Griffin traduisit ce discours aux deux Italiens ; mais ils ne furent pas convaincus,

— Non, non, signor tenente, dit le vice-gouverneur ; nous sommes certains que le lougre qui a passé ici ce matin était le Feu-Follet, car il a pris pendant la nuit une de nos felouques qui revenait de Livourne ; mais Raoul Yvard lui permit ensuite de continuer sa route, en reconnaissance, dit-il au patron, des bons traitements qu’il avait reçus ici quand il était à l’ancre dans notre port. Il porta même la présomption jusqu’à le charger de me présenter les compliments de sir Smit, et de m’assurer qu’il espérait pouvoir quelque jour m’offrir ses remerciements en personne.

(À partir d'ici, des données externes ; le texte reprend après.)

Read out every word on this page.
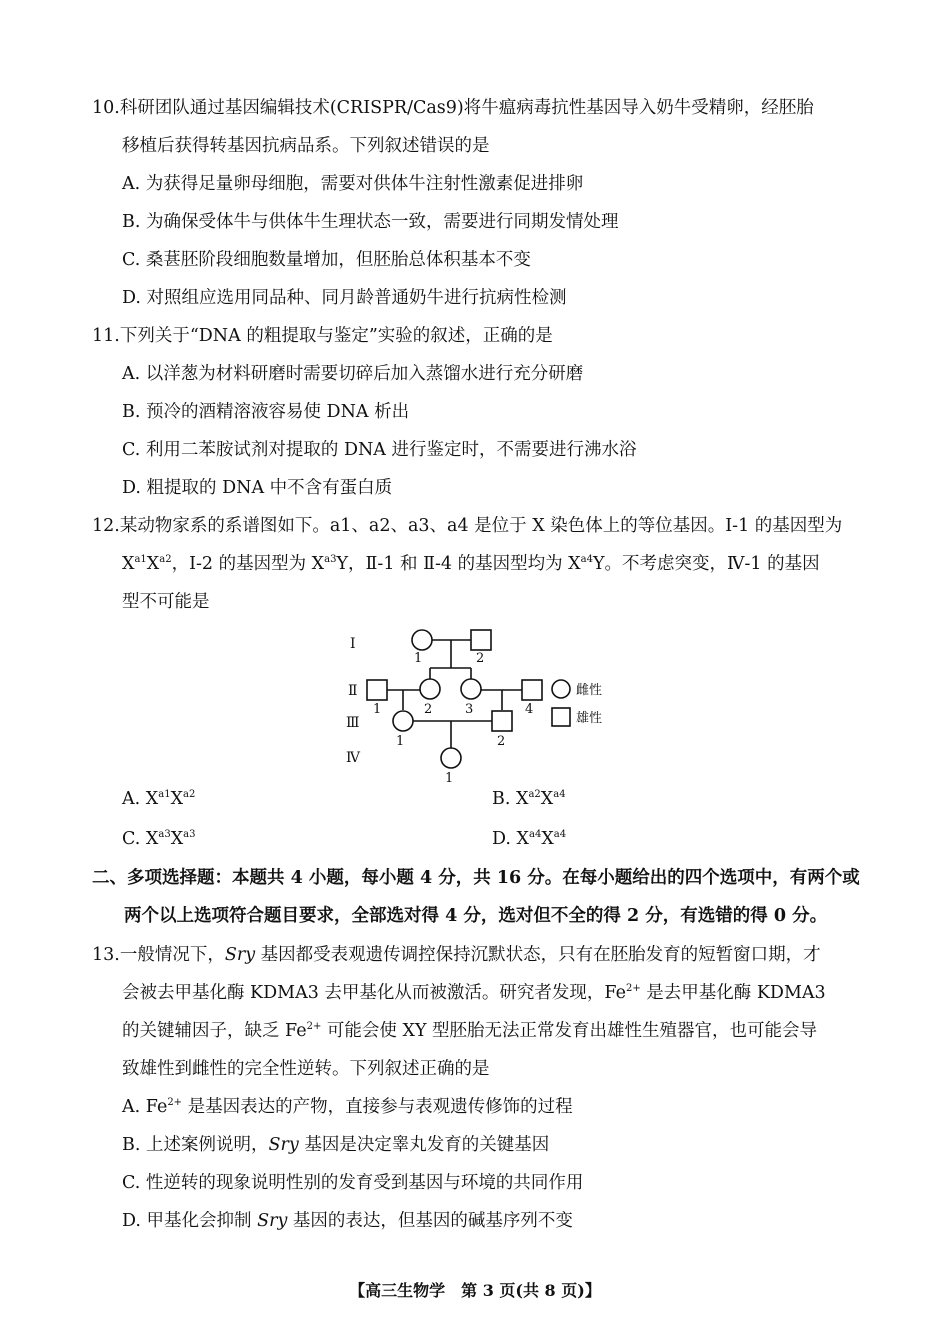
10.科研团队通过基因编辑技术(CRISPR/Cas9)将牛瘟病毒抗性基因导入奶牛受精卵，经胚胎
移植后获得转基因抗病品系。下列叙述错误的是
A. 为获得足量卵母细胞，需要对供体牛注射性激素促进排卵
B. 为确保受体牛与供体牛生理状态一致，需要进行同期发情处理
C. 桑葚胚阶段细胞数量增加，但胚胎总体积基本不变
D. 对照组应选用同品种、同月龄普通奶牛进行抗病性检测
11.下列关于“DNA 的粗提取与鉴定”实验的叙述，正确的是
A. 以洋葱为材料研磨时需要切碎后加入蒸馏水进行充分研磨
B. 预冷的酒精溶液容易使 DNA 析出
C. 利用二苯胺试剂对提取的 DNA 进行鉴定时，不需要进行沸水浴
D. 粗提取的 DNA 中不含有蛋白质
12.某动物家系的系谱图如下。a1、a2、a3、a4 是位于 X 染色体上的等位基因。Ⅰ-1 的基因型为
$X^{a1}X^{a2}$，Ⅰ-2 的基因型为 $X^{a3}Y$，Ⅱ-1 和 Ⅱ-4 的基因型均为 $X^{a4}Y$。不考虑突变，Ⅳ-1 的基因
型不可能是
Ⅰ
Ⅱ
Ⅲ
Ⅳ
1	2
1	2	3	4
1	2
1
雌性
雄性
A. $X^{a1}X^{a2}$	B. $X^{a2}X^{a4}$
C. $X^{a3}X^{a3}$	D. $X^{a4}X^{a4}$
二、多项选择题：本题共 4 小题，每小题 4 分，共 16 分。在每小题给出的四个选项中，有两个或
两个以上选项符合题目要求，全部选对得 4 分，选对但不全的得 2 分，有选错的得 0 分。
13.一般情况下，Sry 基因都受表观遗传调控保持沉默状态，只有在胚胎发育的短暂窗口期，才
会被去甲基化酶 KDMA3 去甲基化从而被激活。研究者发现，$Fe^{2+}$ 是去甲基化酶 KDMA3
的关键辅因子，缺乏 $Fe^{2+}$ 可能会使 XY 型胚胎无法正常发育出雄性生殖器官，也可能会导
致雄性到雌性的完全性逆转。下列叙述正确的是
A. $Fe^{2+}$ 是基因表达的产物，直接参与表观遗传修饰的过程
B. 上述案例说明，Sry 基因是决定睾丸发育的关键基因
C. 性逆转的现象说明性别的发育受到基因与环境的共同作用
D. 甲基化会抑制 Sry 基因的表达，但基因的碱基序列不变
【高三生物学　第 3 页(共 8 页)】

Nos lecteurs peuvent se figurer si cette nouvelle fut agréable au capitaine Cuff. Après avoir fait plusieurs questions et reçu autant de réponses, il fut pourtant forcé d’y croire malgré lui. Il avait dans sa poche le projet de rapport officiel qu’il avait préparé pour annoncer la destruction du Feu-Follet, et il le déchira secrètement en si petits morceaux, qu’un mahométan même n’en aurait pu trouver un fragment assez grand pour y écrire le mot Allah !

— Il est diablement heureux, Griffin, dit-il après une assez longue pause, que ma dépêche ne soit pas partie ce matin pour Livourne ; Nelson aurait furieusement tempêté s’il l’avait reçue. Je n’ai pourtant jamais cru aussi dévotement nos vingt-neuf articles de foi que…

— Je crois qu’il y en a trente-neuf, capitaine, dit modestement Griffin.

— Trente-neuf, si vous voulez ; qu’importe qu’il y en ait dix de plus ou de moins en pareille affaire ? nous avons ordre de croire à tous, quand il y en aurait cent. Mais je n’y ai jamais cru aussi dévotement que je croyais à la destruction de cet infernal corsaire. Ma foi est ébranlée pour toute ma vie.

Griffin lui adressa quelques mots de condoléances, mais il était trop mortifié lui-même pour lui offrir des consolations. Barrofaldi mit fin à cette situation embarrassante en redoublant de politesse envers les deux officiers, et il les invita à déjeuner avec lui. On verra par la suite ce qui résulta de cette visite, et les communications auxquelles elle donna lieu.